Alain a tourné les talons et a disparu dans la pénombre du parking. Johnny m’a attrapée par les épaules. « Ça va ? »
« Oui, mais Harold… »
Nous nous sommes précipités à l’intérieur. Le docteur Curtis sortait du bloc opératoire, les traits tirés mais un sourire aux lèvres. « L’opération est un succès. Il est sauvé. »
Johnny a poussé un cri étouffé. Il m’a prise dans ses bras, fort, presque brutal. Je sentais son cœur cogner contre ma poitrine. Nous sommes restés là, immobiles, épuisés. Puis il a murmuré dans mon oreille : « Catherine, je crois que je t’aime vraiment. »
Les mots se sont figés dans l’air stérile de l’hôpital. Je n’ai pas répondu. Mon téléphone vibrait à nouveau. Un message d’Emily : « Ce n’est que le début. Vous ne vous débarrasserez pas de moi si facilement. »
J’ai regardé Johnny, ses yeux bruns pleins d’espoir et de peur. La guerre n’était pas terminée. Mais pour la première fois, nous étions du même côté du champ de bataille.
PARTIE 4
Trois jours ont passé. Harold s’accrochait à la vie avec cette obstination des vieux chênes. Assise à son chevet, je regardais sa poitrine se soulever sous la blouse d’hôpital. Johnny dormait sur deux chaises rapprochées, la nuque pliée dans un angle impossible. Je les observais tous les deux, le grand-père et le petit-fils, liés par un amour que rien ne semblait pouvoir entamer.
Le message d’Emily ne me quittait pas. « Ce n’est que le début. » Chaque fois que je fermais les yeux, j’entendais sa voix sucrée se tordre en venin. Je savais qu’elle n’abandonnerait pas. Johnny s’est réveillé en sursaut, les yeux rougis.
« T’as dormi ?
— Un peu. »
Il s’est étiré, puis s’est assis près de moi. « Mon grand-père m’a parlé cette nuit. Il dit qu’Emily venait chez lui deux fois par semaine. Elle se faisait passer pour une aide-soignante. »
« J’ai trouvé ça chez lui. » J’ai sorti le pilulier et les gélules de mon sac. « Des placebos. Et pire encore. »
Johnny a examiné les flacons. « Ça, c’est un anticoagulant contrefait. Je l’ai vu sur le rapport du labo. »
« Comment t’as eu un rapport du labo ?
— J’ai un ami à l’Institut Pasteur.
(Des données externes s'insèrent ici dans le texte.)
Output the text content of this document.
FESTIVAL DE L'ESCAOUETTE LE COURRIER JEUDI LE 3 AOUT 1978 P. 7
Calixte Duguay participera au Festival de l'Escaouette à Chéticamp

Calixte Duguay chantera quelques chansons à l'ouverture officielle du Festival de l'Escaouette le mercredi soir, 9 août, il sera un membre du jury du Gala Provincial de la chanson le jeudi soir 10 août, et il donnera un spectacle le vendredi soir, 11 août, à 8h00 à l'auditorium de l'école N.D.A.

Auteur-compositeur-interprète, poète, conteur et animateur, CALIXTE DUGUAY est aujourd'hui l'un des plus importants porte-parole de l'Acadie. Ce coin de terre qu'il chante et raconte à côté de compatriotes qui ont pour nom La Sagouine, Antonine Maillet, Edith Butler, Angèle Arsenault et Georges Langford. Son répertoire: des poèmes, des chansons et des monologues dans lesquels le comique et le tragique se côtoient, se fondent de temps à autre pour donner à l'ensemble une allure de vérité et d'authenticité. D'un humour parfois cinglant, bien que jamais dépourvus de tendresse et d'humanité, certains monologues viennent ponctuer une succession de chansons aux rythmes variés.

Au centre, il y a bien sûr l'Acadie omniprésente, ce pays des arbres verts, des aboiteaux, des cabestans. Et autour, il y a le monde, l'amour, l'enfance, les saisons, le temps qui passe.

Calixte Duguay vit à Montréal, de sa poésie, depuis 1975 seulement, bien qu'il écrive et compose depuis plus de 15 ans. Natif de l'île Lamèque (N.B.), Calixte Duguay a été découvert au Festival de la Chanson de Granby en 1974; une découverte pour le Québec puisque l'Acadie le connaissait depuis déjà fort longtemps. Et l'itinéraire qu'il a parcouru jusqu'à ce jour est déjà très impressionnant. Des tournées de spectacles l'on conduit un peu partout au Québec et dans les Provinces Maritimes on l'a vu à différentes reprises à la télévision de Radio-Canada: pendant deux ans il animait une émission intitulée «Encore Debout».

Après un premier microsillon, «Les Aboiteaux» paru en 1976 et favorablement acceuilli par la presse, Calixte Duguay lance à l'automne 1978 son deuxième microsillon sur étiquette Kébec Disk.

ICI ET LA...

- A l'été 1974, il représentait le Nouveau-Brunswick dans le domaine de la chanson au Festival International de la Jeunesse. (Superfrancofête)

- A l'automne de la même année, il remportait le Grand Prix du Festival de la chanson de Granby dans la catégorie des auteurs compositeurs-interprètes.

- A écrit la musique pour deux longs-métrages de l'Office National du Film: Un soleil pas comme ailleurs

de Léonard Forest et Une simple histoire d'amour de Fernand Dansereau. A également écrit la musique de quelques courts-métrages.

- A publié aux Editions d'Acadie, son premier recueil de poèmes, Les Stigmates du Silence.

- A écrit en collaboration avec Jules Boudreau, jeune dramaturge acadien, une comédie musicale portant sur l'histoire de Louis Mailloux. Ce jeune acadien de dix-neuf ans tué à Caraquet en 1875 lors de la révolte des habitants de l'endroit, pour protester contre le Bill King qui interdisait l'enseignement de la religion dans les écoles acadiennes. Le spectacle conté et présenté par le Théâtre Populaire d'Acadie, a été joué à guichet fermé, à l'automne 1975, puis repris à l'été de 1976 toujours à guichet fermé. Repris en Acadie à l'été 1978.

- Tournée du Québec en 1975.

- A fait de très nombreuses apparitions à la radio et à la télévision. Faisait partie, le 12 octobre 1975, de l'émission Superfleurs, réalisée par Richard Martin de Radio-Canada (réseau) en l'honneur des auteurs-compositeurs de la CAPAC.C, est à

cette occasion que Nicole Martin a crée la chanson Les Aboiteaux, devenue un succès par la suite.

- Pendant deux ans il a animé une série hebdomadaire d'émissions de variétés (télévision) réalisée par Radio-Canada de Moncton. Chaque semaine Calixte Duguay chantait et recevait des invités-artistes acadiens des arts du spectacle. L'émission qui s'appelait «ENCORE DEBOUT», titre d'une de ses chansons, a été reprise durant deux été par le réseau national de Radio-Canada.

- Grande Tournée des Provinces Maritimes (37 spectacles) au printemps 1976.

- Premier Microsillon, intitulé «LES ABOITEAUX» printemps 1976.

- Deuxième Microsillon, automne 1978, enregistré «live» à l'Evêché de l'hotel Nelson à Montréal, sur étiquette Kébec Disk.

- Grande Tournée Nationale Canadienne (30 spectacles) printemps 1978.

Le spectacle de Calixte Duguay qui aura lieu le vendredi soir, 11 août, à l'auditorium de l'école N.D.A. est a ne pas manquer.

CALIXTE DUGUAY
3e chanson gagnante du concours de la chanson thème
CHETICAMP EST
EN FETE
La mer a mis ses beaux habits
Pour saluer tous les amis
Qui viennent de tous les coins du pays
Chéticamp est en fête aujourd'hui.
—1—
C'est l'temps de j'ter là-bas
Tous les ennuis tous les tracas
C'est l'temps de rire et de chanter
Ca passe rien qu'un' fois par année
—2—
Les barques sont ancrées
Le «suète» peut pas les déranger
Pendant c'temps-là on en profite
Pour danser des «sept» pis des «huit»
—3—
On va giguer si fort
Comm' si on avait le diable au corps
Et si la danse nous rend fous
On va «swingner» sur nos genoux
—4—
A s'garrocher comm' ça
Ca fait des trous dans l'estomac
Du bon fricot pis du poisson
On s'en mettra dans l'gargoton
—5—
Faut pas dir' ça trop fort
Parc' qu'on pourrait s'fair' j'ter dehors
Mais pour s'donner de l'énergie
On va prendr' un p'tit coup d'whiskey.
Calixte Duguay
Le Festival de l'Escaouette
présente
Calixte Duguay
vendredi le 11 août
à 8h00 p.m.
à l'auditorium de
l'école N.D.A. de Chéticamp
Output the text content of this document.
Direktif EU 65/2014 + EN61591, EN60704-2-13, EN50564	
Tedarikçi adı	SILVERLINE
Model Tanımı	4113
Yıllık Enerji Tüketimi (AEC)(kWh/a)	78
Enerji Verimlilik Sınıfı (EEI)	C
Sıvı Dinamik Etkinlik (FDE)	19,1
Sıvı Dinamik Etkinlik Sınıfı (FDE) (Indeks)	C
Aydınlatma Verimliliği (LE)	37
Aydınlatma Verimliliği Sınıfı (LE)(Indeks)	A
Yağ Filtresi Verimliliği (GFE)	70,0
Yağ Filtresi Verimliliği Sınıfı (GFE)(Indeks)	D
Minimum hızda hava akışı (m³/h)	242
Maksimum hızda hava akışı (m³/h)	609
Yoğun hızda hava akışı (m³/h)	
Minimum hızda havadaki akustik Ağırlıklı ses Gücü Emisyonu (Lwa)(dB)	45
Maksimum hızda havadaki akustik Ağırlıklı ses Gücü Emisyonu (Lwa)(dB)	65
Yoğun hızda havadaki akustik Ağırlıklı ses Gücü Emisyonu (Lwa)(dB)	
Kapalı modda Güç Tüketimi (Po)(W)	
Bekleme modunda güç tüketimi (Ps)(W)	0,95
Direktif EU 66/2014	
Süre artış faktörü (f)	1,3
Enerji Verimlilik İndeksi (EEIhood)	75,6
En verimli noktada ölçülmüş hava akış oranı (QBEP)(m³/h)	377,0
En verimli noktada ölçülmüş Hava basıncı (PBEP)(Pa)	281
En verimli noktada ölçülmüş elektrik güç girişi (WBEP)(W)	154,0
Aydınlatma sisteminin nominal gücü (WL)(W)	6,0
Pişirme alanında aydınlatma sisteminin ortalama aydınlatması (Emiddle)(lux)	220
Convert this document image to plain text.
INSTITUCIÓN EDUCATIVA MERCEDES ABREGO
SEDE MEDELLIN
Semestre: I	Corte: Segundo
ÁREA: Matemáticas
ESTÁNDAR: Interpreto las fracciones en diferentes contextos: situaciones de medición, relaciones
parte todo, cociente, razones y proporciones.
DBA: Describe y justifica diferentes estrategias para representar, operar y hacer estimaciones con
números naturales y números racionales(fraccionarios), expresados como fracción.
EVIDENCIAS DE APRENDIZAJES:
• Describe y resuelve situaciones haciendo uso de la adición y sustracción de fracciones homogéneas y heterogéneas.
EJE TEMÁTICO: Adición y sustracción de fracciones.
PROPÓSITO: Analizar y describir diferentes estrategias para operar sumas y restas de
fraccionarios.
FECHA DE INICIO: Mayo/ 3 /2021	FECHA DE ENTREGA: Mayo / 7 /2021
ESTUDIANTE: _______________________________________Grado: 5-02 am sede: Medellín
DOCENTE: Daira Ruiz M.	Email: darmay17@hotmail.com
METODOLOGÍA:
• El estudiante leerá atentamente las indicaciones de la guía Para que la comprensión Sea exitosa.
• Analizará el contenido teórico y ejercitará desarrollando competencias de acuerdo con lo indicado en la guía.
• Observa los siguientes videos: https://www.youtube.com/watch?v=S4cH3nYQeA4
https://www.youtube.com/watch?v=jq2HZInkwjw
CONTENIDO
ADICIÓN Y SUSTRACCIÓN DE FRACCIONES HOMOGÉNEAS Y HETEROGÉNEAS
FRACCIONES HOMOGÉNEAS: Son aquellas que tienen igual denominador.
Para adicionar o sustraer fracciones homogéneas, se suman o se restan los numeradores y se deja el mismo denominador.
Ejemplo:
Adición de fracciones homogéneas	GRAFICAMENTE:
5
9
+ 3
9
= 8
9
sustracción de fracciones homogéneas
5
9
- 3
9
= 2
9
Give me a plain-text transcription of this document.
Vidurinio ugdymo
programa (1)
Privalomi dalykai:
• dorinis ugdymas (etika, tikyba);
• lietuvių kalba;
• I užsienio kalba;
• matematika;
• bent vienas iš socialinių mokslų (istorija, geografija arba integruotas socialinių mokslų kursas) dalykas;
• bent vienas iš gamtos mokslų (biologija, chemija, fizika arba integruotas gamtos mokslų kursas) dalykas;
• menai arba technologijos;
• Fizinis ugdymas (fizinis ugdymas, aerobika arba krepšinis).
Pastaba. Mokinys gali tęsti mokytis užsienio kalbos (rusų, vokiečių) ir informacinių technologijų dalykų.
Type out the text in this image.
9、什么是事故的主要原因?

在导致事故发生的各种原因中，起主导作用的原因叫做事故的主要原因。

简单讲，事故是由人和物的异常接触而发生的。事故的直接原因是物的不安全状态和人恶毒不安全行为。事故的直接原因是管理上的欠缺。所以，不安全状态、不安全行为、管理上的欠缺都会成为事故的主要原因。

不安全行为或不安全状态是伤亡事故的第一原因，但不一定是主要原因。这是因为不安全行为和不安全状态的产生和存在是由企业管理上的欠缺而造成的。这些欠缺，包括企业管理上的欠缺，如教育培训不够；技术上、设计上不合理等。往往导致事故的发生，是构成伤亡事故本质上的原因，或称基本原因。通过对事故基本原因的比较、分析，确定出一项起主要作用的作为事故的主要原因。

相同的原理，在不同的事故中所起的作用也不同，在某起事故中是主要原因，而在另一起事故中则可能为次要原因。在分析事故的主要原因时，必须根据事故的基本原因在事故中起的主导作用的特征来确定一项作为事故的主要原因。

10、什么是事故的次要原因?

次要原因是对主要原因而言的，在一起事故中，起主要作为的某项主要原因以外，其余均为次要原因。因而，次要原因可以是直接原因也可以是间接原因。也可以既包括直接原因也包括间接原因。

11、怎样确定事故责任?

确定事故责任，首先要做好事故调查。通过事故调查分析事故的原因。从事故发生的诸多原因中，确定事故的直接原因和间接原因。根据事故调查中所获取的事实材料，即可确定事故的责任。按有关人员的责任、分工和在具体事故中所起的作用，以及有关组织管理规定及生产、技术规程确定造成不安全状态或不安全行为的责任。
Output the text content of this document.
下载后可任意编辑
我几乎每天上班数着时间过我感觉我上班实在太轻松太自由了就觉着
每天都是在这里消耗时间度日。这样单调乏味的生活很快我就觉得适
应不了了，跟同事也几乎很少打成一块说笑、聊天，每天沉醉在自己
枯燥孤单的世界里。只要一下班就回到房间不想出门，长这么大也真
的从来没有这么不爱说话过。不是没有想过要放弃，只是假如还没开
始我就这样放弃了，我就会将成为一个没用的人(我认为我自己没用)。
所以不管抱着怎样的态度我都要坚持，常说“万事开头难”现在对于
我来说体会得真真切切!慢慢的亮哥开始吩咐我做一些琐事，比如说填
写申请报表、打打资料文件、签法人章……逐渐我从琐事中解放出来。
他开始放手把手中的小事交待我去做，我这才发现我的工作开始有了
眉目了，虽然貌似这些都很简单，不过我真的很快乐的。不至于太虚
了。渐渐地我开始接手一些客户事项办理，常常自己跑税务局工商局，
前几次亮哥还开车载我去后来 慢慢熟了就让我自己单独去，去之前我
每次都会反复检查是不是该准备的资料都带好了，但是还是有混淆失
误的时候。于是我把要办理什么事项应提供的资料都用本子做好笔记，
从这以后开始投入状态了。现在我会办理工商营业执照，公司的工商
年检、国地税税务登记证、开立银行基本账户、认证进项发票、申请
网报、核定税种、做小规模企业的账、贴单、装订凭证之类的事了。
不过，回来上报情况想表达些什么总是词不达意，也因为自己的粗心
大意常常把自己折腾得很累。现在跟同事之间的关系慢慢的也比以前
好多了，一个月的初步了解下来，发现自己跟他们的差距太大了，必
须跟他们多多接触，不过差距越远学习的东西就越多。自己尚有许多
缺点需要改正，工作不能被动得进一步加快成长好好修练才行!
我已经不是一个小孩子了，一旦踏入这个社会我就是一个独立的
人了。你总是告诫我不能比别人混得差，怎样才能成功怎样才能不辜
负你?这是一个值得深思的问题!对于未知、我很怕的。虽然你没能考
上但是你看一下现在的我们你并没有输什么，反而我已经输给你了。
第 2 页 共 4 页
Il a analysé les échantillons en urgence. » Il a marqué une pause. « Catherine, Emily est dangereuse. Elle a failli tuer mon grand-père. »
J’ai pris sa main. « Il faut porter plainte. »
« Avec quelles preuves ? Elle dira que c’est une erreur, que quelqu’un d’autre a trafiqué les gélules. » Sa frustration était palpable, ses doigts tremblaient contre les miens.
La porte de la chambre s’est ouverte sur une infirmière, suivie du docteur Curtis. Il semblait épuisé, mais son regard restait vif. « Monsieur Hansen, votre grand-père pourra sortir dans deux jours si tout va bien.
— Merci, docteur. »
Le médecin a hésité. « Je dois vous parler. En privé. »
Nous sommes sortis dans le couloir. Le docteur Curtis a baissé la voix. « Ma fille… Emily. Je sais ce qu’elle a fait. »
Johnny s’est raidi. « Vous saviez ? »
« Pas tout de suite. Mais après votre départ, j’ai fouillé son appartement. » Il a sorti de sa poche une pochette en plastique transparent. Des gélules identiques à celles que j’avais trouvées. « Elle stockait les vrais médicaments de votre grand-père. Elle les remplaçait par des contrefaçons. »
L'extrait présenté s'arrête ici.